Кажется, впереди задвигались темные силуэты. Они падают, вновь поднимаются, все ближе и ближе к нам. Кто-то дико подает команду:
— По противнику огонь!
От первого залпа мы оглохли. Уж очень близко винтовка соседей. Ничего не слышно, посылаем пулю за пулей. Силуэты пропали.
— Отогнали,— нервно смеется Григорий Иванович,— продолжать наблюдение!
Вода поднимается выше пояса. Пончик вычерпывает ее каской. Хочет выплеснуть за окоп, но у него не поднимаются руки. Вода обратно льется к нам. Пограничник безнадежно говорит:
— Брось. Пустое это.
Пончик не слушает, черпает и черпает воду. Хороший парень этот Пончик. Женька часто про него говорит:
— Хоть и тюха, а я бы с ним пошел в разведку.
Я бы тоже пошел в разведку с Пончиком. Ему можно верить, хотя он многого боится и очень неуклюжий. Я видел, как он стреляет из своей винтовки. Окопается лежа, рядом под рукой индивидуальный санитарный пакет положит и патроны. Целится долго, долго, а потом, закрыв глаза, нажимает спуск. Выстрельнет, на нас оглянется, сам себе подмигнет и опять долго целится.

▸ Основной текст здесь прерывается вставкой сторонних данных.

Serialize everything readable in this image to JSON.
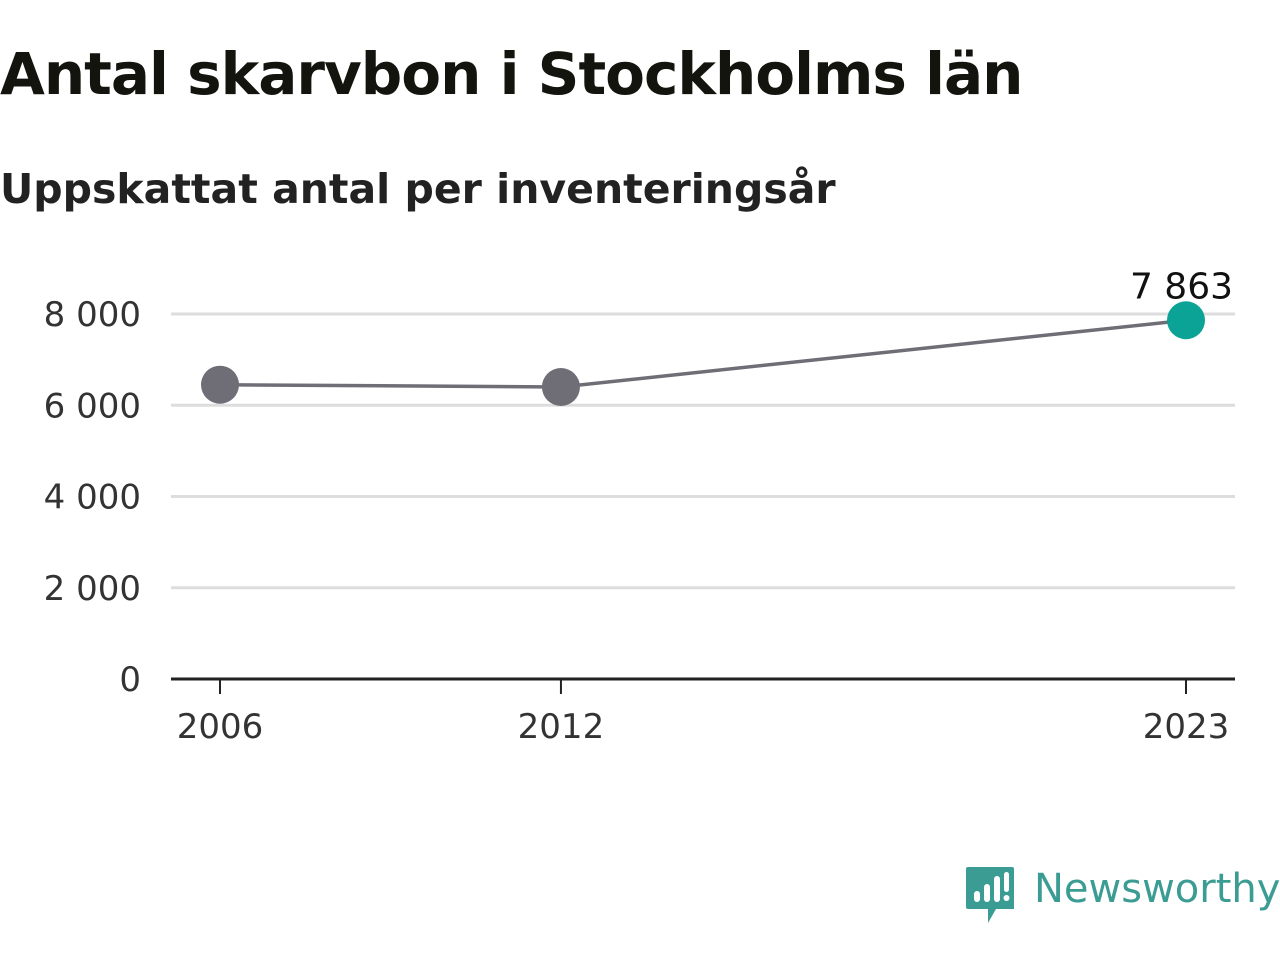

Уже дана команда отползать на новые рубежи, а Пончик все стреляет и стреляет.
— Пончик, ползи!— кричим мы. Он все патроны по-хозяйски разыщет в траве, перевязочный пакет в зубы и только потом задом отползает.
Мы знаем, что Пончик обманул всех в райкоме комсомола, заявив, будто ему восемнадцать лет, а в самом деле Пончику только что исполнилось семнадцать. Уже на передовой Григорий Иванович узнал об этом и сердито предложил ему написать рапорт, честно рассказать о своем обмане, и тогда его, Пончика, отзовут домой.
Паренек смотрел на всех большими обиженными глазами, с надеждой заглядывал к нам с Женькой под каски: мол, поддержите, хлопцы, как же так — вы здесь, а я в тыл. Женька хмуро порылся в противогазной сумке, вытащил лист бумаги, неумолимо протянул Пончику:
— Вон садись на пенек и пиши.
Пончик лист в руках вертит, вот-вот расплачется.
— Пиши, пиши,— говорим мы.— В тыл, к маме поедешь. Он угрюмо отошел, примостился на пеньке.
Мы понуро молчим. Пончик пишет очень долго. Я уже успел продумать, как с уходом Пончика скорее перехватить его трехлинейную винтовку. Моя полуавтоматическая десятизарядная хоть и красивая, а стреляет плохо. Все время прикрываю затвор носовым платком, а все равно песчинки попадают, и тогда нужный автомат не срабатывает, хоть плачь. Для парадов, что ли, их наделали.